Disco della maturità? Punto di arrivo, ma anche punto di partenza? Cosimo Fini – a occhio e croce al decimo album della sua carriera extra Club Dogo – scansa la retorica classificatoria e indigesta della critica musicale, consegnando al suo pubblico un disco alla Guè.
Non è un caso che l’intervista di lancio per Tropico del Capricorno, via Il venerdì di Repubblica, sia stata affidata al non-giornalista Paolo Sorrentino, uno che fa i film alla Sorrentino da sempre, imponendo una visione del mondo e dell’arte che nella ripetizione diventa brand iconico: sono le storie e i personaggi sempre nuovi e diversi – o, nel caso di Guè, le basi, il flow e le punchline – a entrare nel cinema di Sorrentino contaminandolo, e non viceversa. Lo stesso Guè aveva definito – in un’intervista a GQ – i tanti featuring che fa per i pezzi di altri rapper come delle borse Birkin, un lusso di un classico senza tempo, ma sempre di moda, che gli artisti si concedono per far brillare l’outfit del loro album.
E con Tropico del Capricorno il mondo di Guè – quel grande night club che va da Biggie a Scorsese, passando per Kingston, Atlanta e piazza Vetra – cambia pelle ai divanetti e colore alle lenzuola di seta del privé, facendolo comunque restare un posto dove sentirsi a casa: all’ingresso si balla con il funk americano più fico, quello from Napoli di Pino Daniele, campionato in Oh mamma mia dove Rose Villain e il nostro giocano a bulli e pupe in una party hit; all’uscita il lato oscuro a flow di coscienza (“vorrei mollare tutto, poi penso tutto cosa?”) di Astronauta, ultima traccia.

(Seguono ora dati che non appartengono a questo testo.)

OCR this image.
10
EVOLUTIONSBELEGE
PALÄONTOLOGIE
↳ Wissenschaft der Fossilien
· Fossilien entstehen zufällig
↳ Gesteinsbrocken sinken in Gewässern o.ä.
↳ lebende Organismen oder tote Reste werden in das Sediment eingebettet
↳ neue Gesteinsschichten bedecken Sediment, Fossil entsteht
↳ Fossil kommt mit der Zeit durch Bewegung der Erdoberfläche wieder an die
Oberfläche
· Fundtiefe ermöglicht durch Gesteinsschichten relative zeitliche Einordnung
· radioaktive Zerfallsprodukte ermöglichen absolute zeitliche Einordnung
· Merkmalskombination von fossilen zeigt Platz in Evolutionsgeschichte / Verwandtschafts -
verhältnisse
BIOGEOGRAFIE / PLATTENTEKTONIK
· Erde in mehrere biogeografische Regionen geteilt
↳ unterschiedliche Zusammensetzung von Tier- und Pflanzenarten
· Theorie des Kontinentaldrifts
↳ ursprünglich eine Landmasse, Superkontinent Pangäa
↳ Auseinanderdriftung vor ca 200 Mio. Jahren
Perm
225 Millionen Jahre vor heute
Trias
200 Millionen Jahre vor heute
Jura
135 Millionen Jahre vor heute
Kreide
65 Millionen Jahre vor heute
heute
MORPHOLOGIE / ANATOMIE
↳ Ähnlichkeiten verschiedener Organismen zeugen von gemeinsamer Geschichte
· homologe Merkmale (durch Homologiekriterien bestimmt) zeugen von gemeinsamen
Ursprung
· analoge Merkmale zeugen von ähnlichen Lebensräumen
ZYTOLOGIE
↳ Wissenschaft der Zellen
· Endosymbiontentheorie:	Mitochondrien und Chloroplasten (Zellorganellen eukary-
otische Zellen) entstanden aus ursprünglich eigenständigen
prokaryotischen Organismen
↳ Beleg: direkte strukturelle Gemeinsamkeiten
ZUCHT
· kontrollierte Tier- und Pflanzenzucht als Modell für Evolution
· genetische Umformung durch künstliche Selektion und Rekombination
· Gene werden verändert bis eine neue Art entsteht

In mezzo l’idea romantica e cinematografica della strada, quella futuristica di oggi (in Da 0 a 100 con Shiva o in Akrapovič con Artie 5ive), quella vintage come un paio di Gazelle (titolo del pezzo con Ele A) o allegramente nostalgica come le vibe reggae dance hall di Nei tuoi skinny con Frah Quintale, un missile nel passato direzione Milano Pergola anni 90, dove tutto nacque. Anche quando Guè si autocelebra e autocita – come in La G La U La E Pt. 3 o Le tipe, che potrebbe essere il sequel de Il tipo – lo fa con quella ironia e leggerezza, senza trombonismo, che lo tengono al riparo da ogni cringismo.
Giusto per far volare questo disco al di là dei suoi pezzi e dell’abile lavoro da artigiano hip hop di Cosimo Fini, val la pena segnalare come oggi il rapper maschio etero bianco di mezza (o quasi) età non abbia perso né la vena romantica né la leggerezza. L’attitudine gangsta e le punchline provocatorie sono meno in evidenza, sarà la maturità, ma quello swag malinconico-sexy, da duro, alla Califano “in tuta camo” è destinato a invecchiare bene… non solo per le fan.